The COVID-19 virus continues to pose significant problems for western countries amid new mutations. Cases are rising in many European countries, notably Eastern Europe. Vaccines seems to be effective against the mutations however. On the vaccinations process, China this week said that it aims to have 40% of population vaccinated by end of July, while in the US Biden said that the US will have enough vaccine supply by the end of May to vaccinate all Americans. The European medical association will likely approve the Johnson and Johnson vaccine on Thursday.
The Euro area continues to be a two-speed economy at the moment. This week’s PMIs revealed that the manufacturing sectors continues to do well while the service sector activity is undermined by restrictions (restaurants, hotels etc). Notably the German and Italian manufacturing sectors showed strong signs, while Ireland, Spain and France saw the sharpest contraction. In China, focus next week will be on the Chinese government’s growth target and reform plans at the National People’s Congress.
The inflation print in the euro-area for February revealed no imminent surge in inflation pressures.

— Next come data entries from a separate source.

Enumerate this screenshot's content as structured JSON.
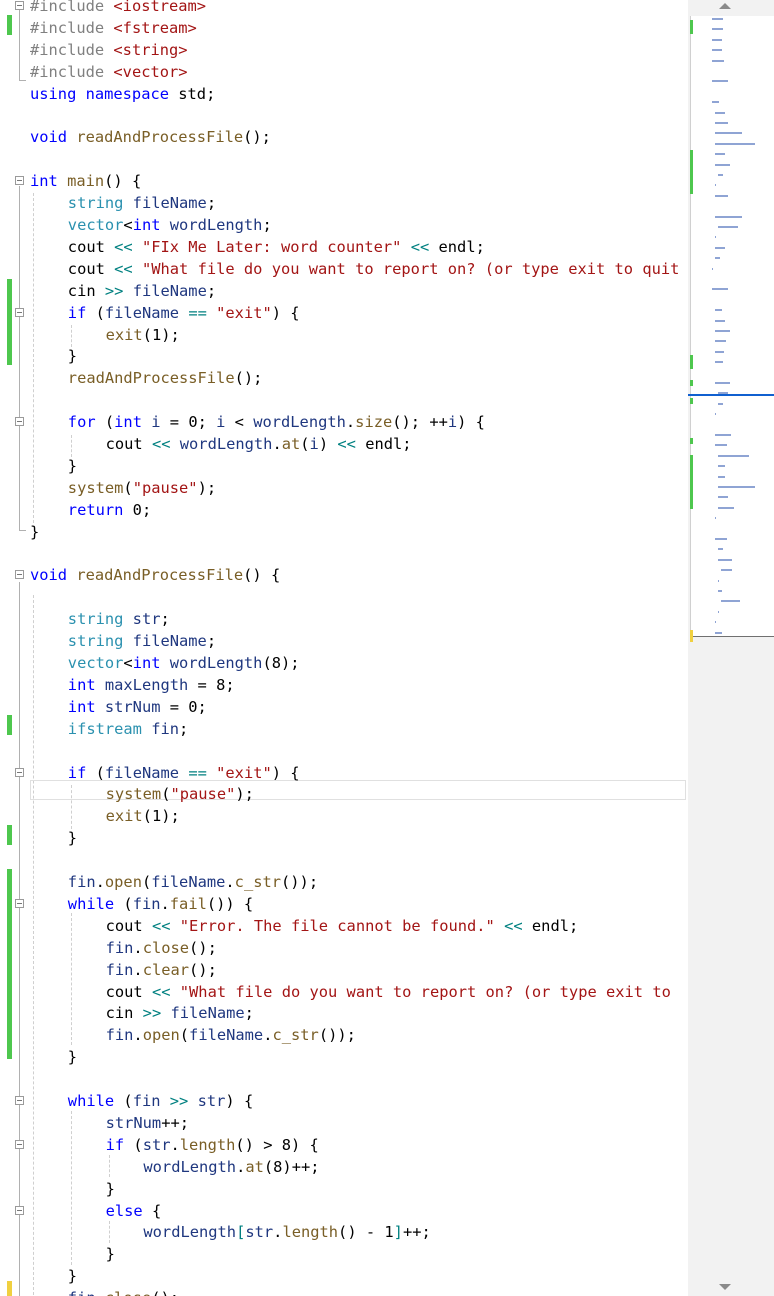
{
  "code": {
    "lines": [
      {
        "row": 0,
        "indent": 0,
        "tokens": [
          [
            "pp",
            "#include "
          ],
          [
            "st",
            "<iostream>"
          ]
        ]
      },
      {
        "row": 1,
        "indent": 0,
        "tokens": [
          [
            "pp",
            "#include "
          ],
          [
            "st",
            "<fstream>"
          ]
        ]
      },
      {
        "row": 2,
        "indent": 0,
        "tokens": [
          [
            "pp",
            "#include "
          ],
          [
            "st",
            "<string>"
          ]
        ]
      },
      {
        "row": 3,
        "indent": 0,
        "tokens": [
          [
            "pp",
            "#include "
          ],
          [
            "st",
            "<vector>"
          ]
        ]
      },
      {
        "row": 4,
        "indent": 0,
        "tokens": [
          [
            "kw",
            "using namespace "
          ],
          [
            "",
            "std;"
          ]
        ]
      },
      {
        "row": 5,
        "indent": 0,
        "tokens": []
      },
      {
        "row": 6,
        "indent": 0,
        "tokens": [
          [
            "kw",
            "void "
          ],
          [
            "fn",
            "readAndProcessFile"
          ],
          [
            "",
            "();"
          ]
        ]
      },
      {
        "row": 7,
        "indent": 0,
        "tokens": []
      },
      {
        "row": 8,
        "indent": 0,
        "tokens": [
          [
            "kw",
            "int "
          ],
          [
            "fn",
            "main"
          ],
          [
            "",
            "() {"
          ]
        ]
      },
      {
        "row": 9,
        "indent": 1,
        "tokens": [
          [
            "ty",
            "string "
          ],
          [
            "va",
            "fileName"
          ],
          [
            "",
            ";"
          ]
        ]
      },
      {
        "row": 10,
        "indent": 1,
        "tokens": [
          [
            "ty",
            "vector"
          ],
          [
            "",
            "<"
          ],
          [
            "kw",
            "int"
          ],
          [
            ">",
            " "
          ],
          [
            "va",
            "wordLength"
          ],
          [
            "",
            ";"
          ]
        ]
      },
      {
        "row": 11,
        "indent": 1,
        "tokens": [
          [
            "",
            "cout "
          ],
          [
            "op",
            "<<"
          ],
          [
            "",
            " "
          ],
          [
            "st",
            "\"FIx Me Later: word counter\""
          ],
          [
            "",
            " "
          ],
          [
            "op",
            "<<"
          ],
          [
            "",
            " endl;"
          ]
        ]
      },
      {
        "row": 12,
        "indent": 1,
        "tokens": [
          [
            "",
            "cout "
          ],
          [
            "op",
            "<<"
          ],
          [
            "",
            " "
          ],
          [
            "st",
            "\"What file do you want to report on? (or type exit to quit"
          ]
        ]
      },
      {
        "row": 13,
        "indent": 1,
        "tokens": [
          [
            "",
            "cin "
          ],
          [
            "op",
            ">>"
          ],
          [
            "",
            " "
          ],
          [
            "va",
            "fileName"
          ],
          [
            "",
            ";"
          ]
        ]
      },
      {
        "row": 14,
        "indent": 1,
        "tokens": [
          [
            "kw",
            "if "
          ],
          [
            "",
            "("
          ],
          [
            "va",
            "fileName"
          ],
          [
            "",
            " "
          ],
          [
            "op",
            "=="
          ],
          [
            "",
            " "
          ],
          [
            "st",
            "\"exit\""
          ],
          [
            "",
            ") {"
          ]
        ]
      },
      {
        "row": 15,
        "indent": 2,
        "tokens": [
          [
            "fn",
            "exit"
          ],
          [
            "",
            "(1);"
          ]
        ]
      },
      {
        "row": 16,
        "indent": 1,
        "tokens": [
          [
            "",
            "}"
          ]
        ]
      },
      {
        "row": 17,
        "indent": 1,
        "tokens": [
          [
            "fn",
            "readAndProcessFile"
          ],
          [
            "",
            "();"
          ]
        ]
      },
      {
        "row": 18,
        "indent": 0,
        "tokens": []
      },
      {
        "row": 19,
        "indent": 1,
        "tokens": [
          [
            "kw",
            "for "
          ],
          [
            "",
            "("
          ],
          [
            "kw",
            "int "
          ],
          [
            "va",
            "i"
          ],
          [
            "",
            " = 0; "
          ],
          [
            "va",
            "i"
          ],
          [
            "",
            " < "
          ],
          [
            "va",
            "wordLength"
          ],
          [
            "",
            "."
          ],
          [
            "fn",
            "size"
          ],
          [
            "",
            "(); ++"
          ],
          [
            "va",
            "i"
          ],
          [
            "",
            ") {"
          ]
        ]
      },
      {
        "row": 20,
        "indent": 2,
        "tokens": [
          [
            "",
            "cout "
          ],
          [
            "op",
            "<<"
          ],
          [
            "",
            " "
          ],
          [
            "va",
            "wordLength"
          ],
          [
            "",
            "."
          ],
          [
            "fn",
            "at"
          ],
          [
            "",
            "("
          ],
          [
            "va",
            "i"
          ],
          [
            "",
            ") "
          ],
          [
            "op",
            "<<"
          ],
          [
            "",
            " endl;"
          ]
        ]
      },
      {
        "row": 21,
        "indent": 1,
        "tokens": [
          [
            "",
            "}"
          ]
        ]
      },
      {
        "row": 22,
        "indent": 1,
        "tokens": [
          [
            "fn",
            "system"
          ],
          [
            "",
            "("
          ],
          [
            "st",
            "\"pause\""
          ],
          [
            "",
            ");"
          ]
        ]
      },
      {
        "row": 23,
        "indent": 1,
        "tokens": [
          [
            "kw",
            "return "
          ],
          [
            "",
            "0;"
          ]
        ]
      },
      {
        "row": 24,
        "indent": 0,
        "tokens": [
          [
            "",
            "}"
          ]
        ]
      },
      {
        "row": 25,
        "indent": 0,
        "tokens": []
      },
      {
        "row": 26,
        "indent": 0,
        "tokens": [
          [
            "kw",
            "void "
          ],
          [
            "fn",
            "readAndProcessFile"
          ],
          [
            "",
            "() {"
          ]
        ]
      },
      {
        "row": 27,
        "indent": 0,
        "tokens": []
      },
      {
        "row": 28,
        "indent": 1,
        "tokens": [
          [
            "ty",
            "string "
          ],
          [
            "va",
            "str"
          ],
          [
            "",
            ";"
          ]
        ]
      },
      {
        "row": 29,
        "indent": 1,
        "tokens": [
          [
            "ty",
            "string "
          ],
          [
            "va",
            "fileName"
          ],
          [
            "",
            ";"
          ]
        ]
      },
      {
        "row": 30,
        "indent": 1,
        "tokens": [
          [
            "ty",
            "vector"
          ],
          [
            "",
            "<"
          ],
          [
            "kw",
            "int"
          ],
          [
            ">",
            " "
          ],
          [
            "va",
            "wordLength"
          ],
          [
            "",
            "(8);"
          ]
        ]
      },
      {
        "row": 31,
        "indent": 1,
        "tokens": [
          [
            "kw",
            "int "
          ],
          [
            "va",
            "maxLength"
          ],
          [
            "",
            " = 8;"
          ]
        ]
      },
      {
        "row": 32,
        "indent": 1,
        "tokens": [
          [
            "kw",
            "int "
          ],
          [
            "va",
            "strNum"
          ],
          [
            "",
            " = 0;"
          ]
        ]
      },
      {
        "row": 33,
        "indent": 1,
        "tokens": [
          [
            "ty",
            "ifstream "
          ],
          [
            "va",
            "fin"
          ],
          [
            "",
            ";"
          ]
        ]
      },
      {
        "row": 34,
        "indent": 0,
        "tokens": []
      },
      {
        "row": 35,
        "indent": 1,
        "tokens": [
          [
            "kw",
            "if "
          ],
          [
            "",
            "("
          ],
          [
            "va",
            "fileName"
          ],
          [
            "",
            " "
          ],
          [
            "op",
            "=="
          ],
          [
            "",
            " "
          ],
          [
            "st",
            "\"exit\""
          ],
          [
            "",
            ") {"
          ]
        ]
      },
      {
        "row": 36,
        "indent": 2,
        "tokens": [
          [
            "fn",
            "system"
          ],
          [
            "",
            "("
          ],
          [
            "st",
            "\"pause\""
          ],
          [
            "",
            ");"
          ]
        ]
      },
      {
        "row": 37,
        "indent": 2,
        "tokens": [
          [
            "fn",
            "exit"
          ],
          [
            "",
            "(1);"
          ]
        ]
      },
      {
        "row": 38,
        "indent": 1,
        "tokens": [
          [
            "",
            "}"
          ]
        ]
      },
      {
        "row": 39,
        "indent": 0,
        "tokens": []
      },
      {
        "row": 40,
        "indent": 1,
        "tokens": [
          [
            "va",
            "fin"
          ],
          [
            "",
            "."
          ],
          [
            "fn",
            "open"
          ],
          [
            "",
            "("
          ],
          [
            "va",
            "fileName"
          ],
          [
            "",
            "."
          ],
          [
            "fn",
            "c_str"
          ],
          [
            "",
            "());"
          ]
        ]
      },
      {
        "row": 41,
        "indent": 1,
        "tokens": [
          [
            "kw",
            "while "
          ],
          [
            "",
            "("
          ],
          [
            "va",
            "fin"
          ],
          [
            "",
            "."
          ],
          [
            "fn",
            "fail"
          ],
          [
            "",
            "()) {"
          ]
        ]
      },
      {
        "row": 42,
        "indent": 2,
        "tokens": [
          [
            "",
            "cout "
          ],
          [
            "op",
            "<<"
          ],
          [
            "",
            " "
          ],
          [
            "st",
            "\"Error. The file cannot be found.\""
          ],
          [
            "",
            " "
          ],
          [
            "op",
            "<<"
          ],
          [
            "",
            " endl;"
          ]
        ]
      },
      {
        "row": 43,
        "indent": 2,
        "tokens": [
          [
            "va",
            "fin"
          ],
          [
            "",
            "."
          ],
          [
            "fn",
            "close"
          ],
          [
            "",
            "();"
          ]
        ]
      },
      {
        "row": 44,
        "indent": 2,
        "tokens": [
          [
            "va",
            "fin"
          ],
          [
            "",
            "."
          ],
          [
            "fn",
            "clear"
          ],
          [
            "",
            "();"
          ]
        ]
      },
      {
        "row": 45,
        "indent": 2,
        "tokens": [
          [
            "",
            "cout "
          ],
          [
            "op",
            "<<"
          ],
          [
            "",
            " "
          ],
          [
            "st",
            "\"What file do you want to report on? (or type exit to"
          ]
        ]
      },
      {
        "row": 46,
        "indent": 2,
        "tokens": [
          [
            "",
            "cin "
          ],
          [
            "op",
            ">>"
          ],
          [
            "",
            " "
          ],
          [
            "va",
            "fileName"
          ],
          [
            "",
            ";"
          ]
        ]
      },
      {
        "row": 47,
        "indent": 2,
        "tokens": [
          [
            "va",
            "fin"
          ],
          [
            "",
            "."
          ],
          [
            "fn",
            "open"
          ],
          [
            "",
            "("
          ],
          [
            "va",
            "fileName"
          ],
          [
            "",
            "."
          ],
          [
            "fn",
            "c_str"
          ],
          [
            "",
            "());"
          ]
        ]
      },
      {
        "row": 48,
        "indent": 1,
        "tokens": [
          [
            "",
            "}"
          ]
        ]
      },
      {
        "row": 49,
        "indent": 0,
        "tokens": []
      },
      {
        "row": 50,
        "indent": 1,
        "tokens": [
          [
            "kw",
            "while "
          ],
          [
            "",
            "("
          ],
          [
            "va",
            "fin"
          ],
          [
            "",
            " "
          ],
          [
            "op",
            ">>"
          ],
          [
            "",
            " "
          ],
          [
            "va",
            "str"
          ],
          [
            "",
            ") {"
          ]
        ]
      },
      {
        "row": 51,
        "indent": 2,
        "tokens": [
          [
            "va",
            "strNum"
          ],
          [
            "",
            "++;"
          ]
        ]
      },
      {
        "row": 52,
        "indent": 2,
        "tokens": [
          [
            "kw",
            "if "
          ],
          [
            "",
            "("
          ],
          [
            "va",
            "str"
          ],
          [
            "",
            "."
          ],
          [
            "fn",
            "length"
          ],
          [
            "",
            "() > 8) {"
          ]
        ]
      },
      {
        "row": 53,
        "indent": 3,
        "tokens": [
          [
            "va",
            "wordLength"
          ],
          [
            "",
            "."
          ],
          [
            "fn",
            "at"
          ],
          [
            "",
            "(8)++;"
          ]
        ]
      },
      {
        "row": 54,
        "indent": 2,
        "tokens": [
          [
            "",
            "}"
          ]
        ]
      },
      {
        "row": 55,
        "indent": 2,
        "tokens": [
          [
            "kw",
            "else "
          ],
          [
            "",
            "{"
          ]
        ]
      },
      {
        "row": 56,
        "indent": 3,
        "tokens": [
          [
            "va",
            "wordLength"
          ],
          [
            "op",
            "["
          ],
          [
            "va",
            "str"
          ],
          [
            "",
            "."
          ],
          [
            "fn",
            "length"
          ],
          [
            "",
            "() - 1"
          ],
          [
            "op",
            "]"
          ],
          [
            "",
            "++;"
          ]
        ]
      },
      {
        "row": 57,
        "indent": 2,
        "tokens": [
          [
            "",
            "}"
          ]
        ]
      },
      {
        "row": 58,
        "indent": 1,
        "tokens": [
          [
            "",
            "}"
          ]
        ]
      },
      {
        "row": 59,
        "indent": 1,
        "tokens": [
          [
            "va",
            "fin"
          ],
          [
            "",
            "."
          ],
          [
            "fn",
            "close"
          ],
          [
            "",
            "();"
          ]
        ]
      }
    ],
    "folds": [
      0,
      8,
      14,
      19,
      26,
      35,
      41,
      50,
      52,
      55
    ]
  },
  "minimap": {
    "scroll_up": "scroll-up-arrow",
    "scroll_down": "scroll-down-arrow"
  }
}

Headline inflation came in at 0.88%, virtually unchanged from January while core inflation fell back by 0.31pp to 1.10% due to base effects falling out. Headline inflation could be boosted in the coming months from higher oil prices as Saudi Arabia did not appear ready to boost production at this week’s OPEC meeting.
US yields are still on the rise, spilling over to European yields: US 10 year Treasury yields jumped 7.5bp on Wednesday reaching 1.47%. Where inflation expectations by the end of last week took a hit due to higher real rates, real rates as well as inflation expectations both moved higher. On Thursday Federal Reserve Chair Jerome Powell said that the central bank is monitoring financial conditions, while adding that the economy is still a long way from achieving a full recovery from the Covid-19 pandemic and hence Fed tapering its support.
Next week’s ECB meeting will be very closely watched to see if the central bank is concerned the higher yields are tightening financing conditions in the euro-area to an extent it needs to intervene. We lean towards ECB concluding a continuation to monitor and remain short of conclude an unwarranted tightening. This may come at a later stage if conditions worsen ‘enough’ (for more see our preview).
On the political front, tensions are emerging between EU and UK over the Brexit deal. The two sides are arguing over whether the UK has breached the Northern Ireland protocol or not, as the UK unilaterally has decided not to check (in particular food) exports to Northern Ireland from Great Britain for another six months. We did not see a reaction to GBP but should keep in mind the free trade agreement has not been ratified by the European Parliament yet (although no one, at least at this point, believes that EP would dare to reject it). An imminent tightening of fiscal policies in Europe is not on the cards as EU is set to extend budget rules suspension through 2022. This week, the EU Commission says that it would be a mistake pulling back support too quickly and the best thing to do is to support the recovery by extending the suspension for another year.